With that said, I don't think there is anything wrong with dabbling in other areas you want to learn more about, but I wouldn't suggest going all-in before the proper education is acquired (as per @Jay Hinrichs first post).  

In the end, you have a pretty fun situation to be in.  Can't wait to hear what you go after.  

@JD Martin and @Tracy Streich

My friend currently lives in the house.  He took a job in the Netherlands and doesn't want to sell the house because they love it.  They want to make sure that when they come home in 3-4 years that it'll be waiting for them.  It's in a great school district, it's on a lake, in a mature neighborhood, and they've done all updates to make it their forever home.  They know I have experience managing my own properties and preferred to hire someone they knew to oversee their property while they were gone rather than a property management company where they would have to pay lots of fees, be only 1 of many houses under management, and not know whether the management company would do what's in their best interest.  I feel honored that they felt that I would look out for their best interests and therefore was the reason they wanted me to look after it for them.  
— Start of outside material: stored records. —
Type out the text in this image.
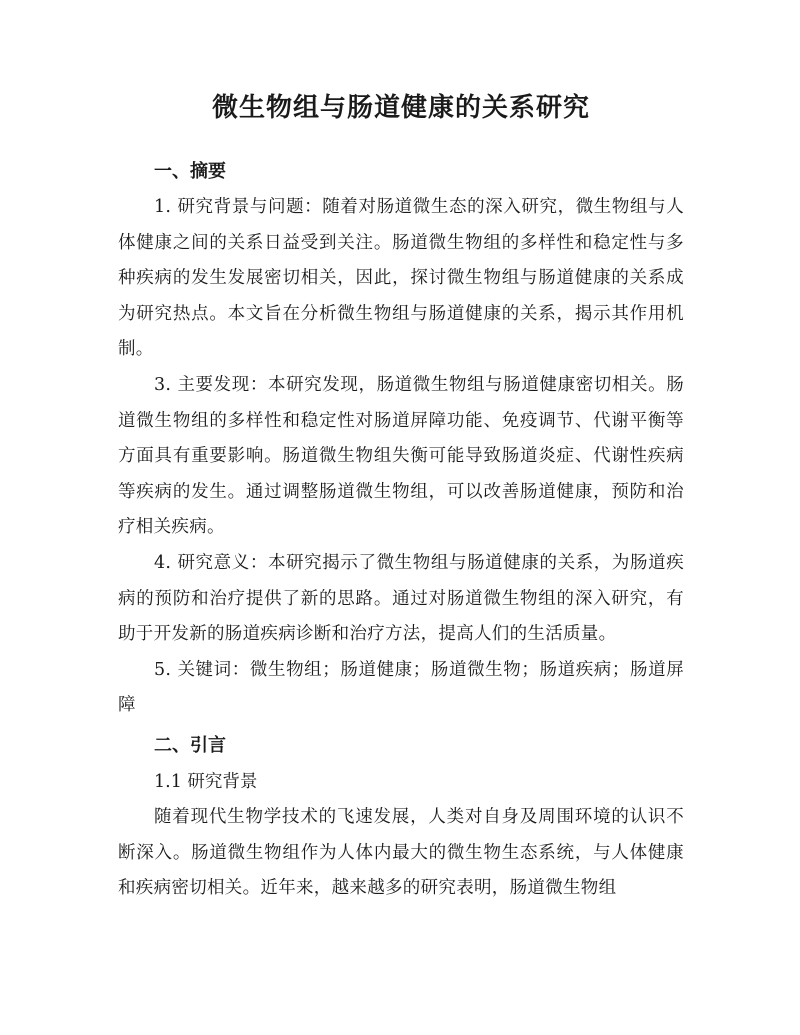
微生物组与肠道健康的关系研究

一、摘要

1. 研究背景与问题：随着对肠道微生态的深入研究，微生物组与人体健康之间的关系日益受到关注。肠道微生物组的多样性和稳定性与多种疾病的发生发展密切相关，因此，探讨微生物组与肠道健康的关系成为研究热点。本文旨在分析微生物组与肠道健康的关系，揭示其作用机制。

3. 主要发现：本研究发现，肠道微生物组与肠道健康密切相关。肠道微生物组的多样性和稳定性对肠道屏障功能、免疫调节、代谢平衡等方面具有重要影响。肠道微生物组失衡可能导致肠道炎症、代谢性疾病等疾病的发生。通过调整肠道微生物组，可以改善肠道健康，预防和治疗相关疾病。

4. 研究意义：本研究揭示了微生物组与肠道健康的关系，为肠道疾病的预防和治疗提供了新的思路。通过对肠道微生物组的深入研究，有助于开发新的肠道疾病诊断和治疗方法，提高人们的生活质量。

5. 关键词：微生物组；肠道健康；肠道微生物；肠道疾病；肠道屏障

二、引言

1.1 研究背景

随着现代生物学技术的飞速发展，人类对自身及周围环境的认识不断深入。肠道微生物组作为人体内最大的微生物生态系统，与人体健康和疾病密切相关。近年来，越来越多的研究表明，肠道微生物组
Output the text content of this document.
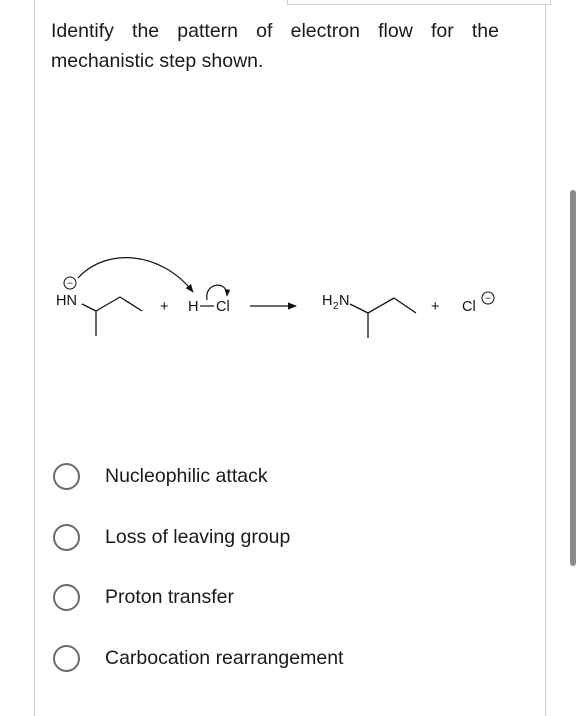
Identify the pattern of electron flow for the mechanistic step shown.
−
HN	+ H Cl	H 2 N	+ Cl −
Nucleophilic attack
Loss of leaving group
Proton transfer
Carbocation rearrangement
With that being said, they also want to be hands off.  They have to pack all of their stuff up into a container, move to Netherlands, find a school for their son, find a short-term rental, start a new job in a new country and culture, find a job for his wife, find and buy a new house in a land they have no idea where they would want to live, and generally figure things out in the next month or two.  Needless to say, they're going to have their hands full and would rather leave the house to someone they trust.  

In the end, I declined to do it (due to the comments and suggestions here) but I really appreciate the creative ideas on here.  The "if it seems illegal, it is" rhetoric is appreciated, but frankly not super helpful.  I clearly wanted to operate within the law, I was hoping that others may have had a similar situation in which they had a realtor handle the lease-up but they figured out the handyman and general tenant management while also collecting a fee.  I also realize that it'd be easy to say, "It's your friend, you shouldn't charge him" but the house is almost an hour away and if I'm going to coordinate lawn care, cleaning, renter turns, and the like, I would like to be compensated to a certain degree.  Not to mention if you do something for free,  it's likely interest will wane for taking utmost care of the property.  It's human nature and frankly, I'm human.  

@JD Martin - Very good response.  Thank you for the common sense approach.